A Fighter Pilot Poem by Ian Davis
Stewardess’s trolley rumbles as it comes down the aisle,
Map on the TV and we race mile by mile.
Glass of wine in my left and snack in my right,
I glance out of the window and look into the night.
The city lights below look like any British scene,
Manchester, Sheffield, London, Aberdeen.
They flash past the window and are soon at our back,
Not sodium like Sheffield but from Basra, Iraq.
In my Tornado I have been here many times before,
Close Air Support missions fighting a war.
Dawntime patrols protecting those in a fight.
Watching over our soldiers as they awake from the night.
Every sunrise is beautiful, the end of the dark,
As a boy often heralded by the call of the lark.

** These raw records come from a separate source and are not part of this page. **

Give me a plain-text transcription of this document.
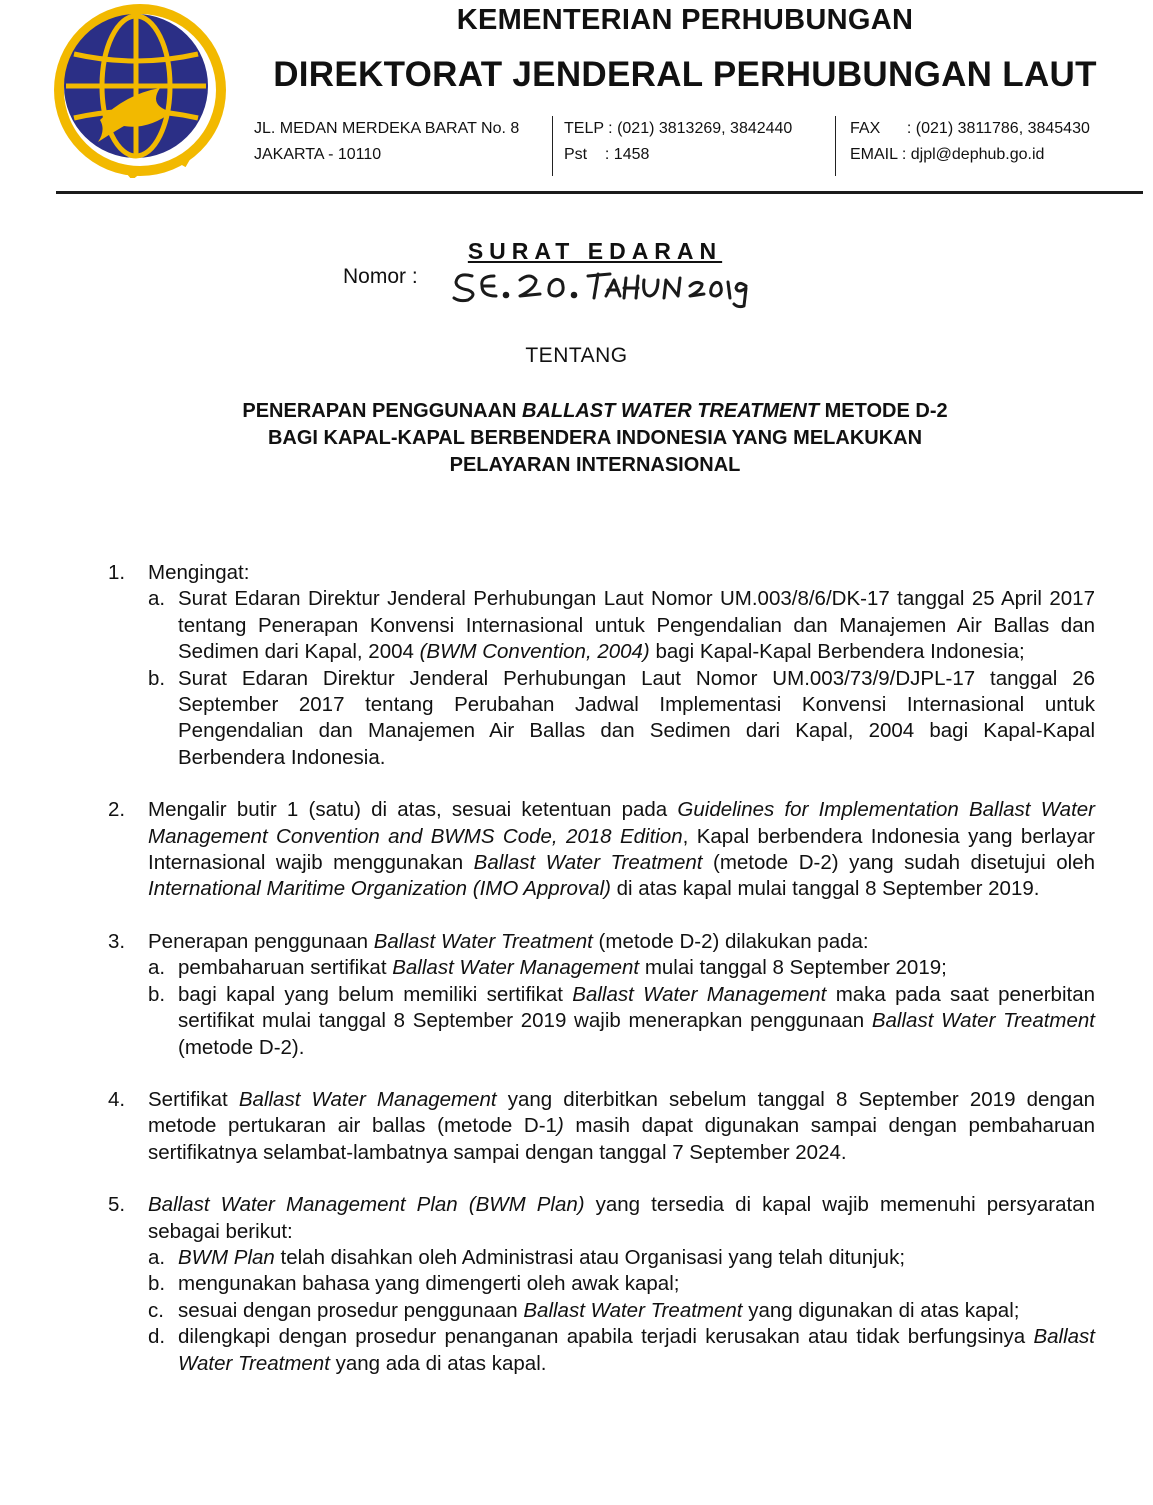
KEMENTERIAN PERHUBUNGAN
DIREKTORAT JENDERAL PERHUBUNGAN LAUT
JL. MEDAN MERDEKA BARAT No. 8
JAKARTA - 10110
TELP : (021) 3813269, 3842440
Pst    : 1458
FAX      : (021) 3811786, 3845430
EMAIL : djpl@dephub.go.id
SURAT EDARAN
Nomor :
TENTANG
PENERAPAN PENGGUNAAN BALLAST WATER TREATMENT METODE D-2
BAGI KAPAL-KAPAL BERBENDERA INDONESIA YANG MELAKUKAN
PELAYARAN INTERNASIONAL
1. Mengingat:

a. Surat Edaran Direktur Jenderal Perhubungan Laut Nomor UM.003/8/6/DK-17 tanggal 25 April 2017 tentang Penerapan Konvensi Internasional untuk Pengendalian dan Manajemen Air Ballas dan Sedimen dari Kapal, 2004 (BWM Convention, 2004) bagi Kapal-Kapal Berbendera Indonesia;

b. Surat Edaran Direktur Jenderal Perhubungan Laut Nomor UM.003/73/9/DJPL-17 tanggal 26 September 2017 tentang Perubahan Jadwal Implementasi Konvensi Internasional untuk Pengendalian dan Manajemen Air Ballas dan Sedimen dari Kapal, 2004 bagi Kapal-Kapal Berbendera Indonesia.

2. Mengalir butir 1 (satu) di atas, sesuai ketentuan pada Guidelines for Implementation Ballast Water Management Convention and BWMS Code, 2018 Edition, Kapal berbendera Indonesia yang berlayar Internasional wajib menggunakan Ballast Water Treatment (metode D-2) yang sudah disetujui oleh International Maritime Organization (IMO Approval) di atas kapal mulai tanggal 8 September 2019.

3. Penerapan penggunaan Ballast Water Treatment (metode D-2) dilakukan pada:

a. pembaharuan sertifikat Ballast Water Management mulai tanggal 8 September 2019;

b. bagi kapal yang belum memiliki sertifikat Ballast Water Management maka pada saat penerbitan sertifikat mulai tanggal 8 September 2019 wajib menerapkan penggunaan Ballast Water Treatment (metode D-2).

4. Sertifikat Ballast Water Management yang diterbitkan sebelum tanggal 8 September 2019 dengan metode pertukaran air ballas (metode D-1) masih dapat digunakan sampai dengan pembaharuan sertifikatnya selambat-lambatnya sampai dengan tanggal 7 September 2024.

5. Ballast Water Management Plan (BWM Plan) yang tersedia di kapal wajib memenuhi persyaratan sebagai berikut:

a. BWM Plan telah disahkan oleh Administrasi atau Organisasi yang telah ditunjuk;

b. mengunakan bahasa yang dimengerti oleh awak kapal;

c. sesuai dengan prosedur penggunaan Ballast Water Treatment yang digunakan di atas kapal;

d. dilengkapi dengan prosedur penanganan apabila terjadi kerusakan atau tidak berfungsinya Ballast Water Treatment yang ada di atas kapal.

Now my Navigator and I discuss mission and plan,
As sun creeps over the mountains of Iran.
The sunrise’s beauty betrayed by evil below,
As we are called to a contact on our main radio.
Afterburners roaring we race to the scene,
Listening to the net, information to glean.
An enemy sniper positioned on a rooftop overhead
Has fired on a patrol, a face shot, Soldier dead.
‘Can you find the sniper before he flees from the town’
We answer ‘Affirmative’ and descend further down.
Al Amarah sprawls below us, sandy and vast,
It’s like a needle in a haystack but we stick to our task.
Feeling impotent and helpless, the seconds fly past,
Hope of finding the shooter fading so fast.
Re-tasked to ride shotgun for helos inbound,
We search for insurgents firing on them from the ground.
Double bladed Chinooks flying as low as they dare,
With fast-jet escort, circling round as a pair.
After a dozen of minutes the medic’s helos arrive,
To take the dead soldier to his grieving bride.
She’ll hear today from a Colonel of her husband’s brave fight,
But has his ultimate sacrifice improved the local’s daily plight?
Can anyone not argue that we’ve lost our grip.
We watch over the helo and this lad’s one last trip.
He touches down in Basra defended by guns,
And Iraq’s bloody conflict claims another of our sons.
Fuel reserves low and moral through the floor,
We need to refuel and continue some more.
Climb 20 000 and the tanker looms near,
Aerial jousting with breakfast and soon we are clear.
Overhead Basra, route clearance the task,
Focus on the job, not the boy in the cask.
A convoy is coming and they don’t want to get stuck
Our targeting pod’s picture datalinked to their truck.
In the middle of the road a stranger breaks into a run,
Odd to see such action in the mid-morning sun.
Side to side he scampers bending down as goes,
Unable to hear us, orbiting above him on the road.
We inform the convoy, they halt and stand to,
A recce team advances to assess what to do.
After inspecting a drain the stranger climbs into a car,
With 5 other lookouts who have been watching from afar.
Our weapons are loaded, boresight slaved for the kill,
Adrenaline pumps and we run through our drills.
Escape is futile with troops all around,
5 spread eagle fugitives are pinned to the ground.
More 2 way dialogue, communicating once more
quickly discovers a hidden arms store.
Machine guns and mortars hidden in a grove,
A freshly made IED to go under the road.
Half a day over, my energy gone,
Our fatigue is high in the midday sun.
We check out, depart and leave the south of the land,
50 minutes onward, wheels down and our friends.
Fast forward the years and at 30,000 feet,
with white wine, peanuts and strapped to my seat.
The stewardess asks would you like wine or beer,
As she looks at my face she can’t understand my tears.
The ghosts of my past linger in my memory once more.
They seem far away but still so close to the door.
Yet the future shines ahead with promises bright,
As Iraq’s city lights fade behind in the night.
Editor’s Note: This is easily the classiest piece of literature Tally One has posted to date! To those who say all of the Warrior Poets are dead, I say, “You haven’t met Ian Davis!” Well done, Ian.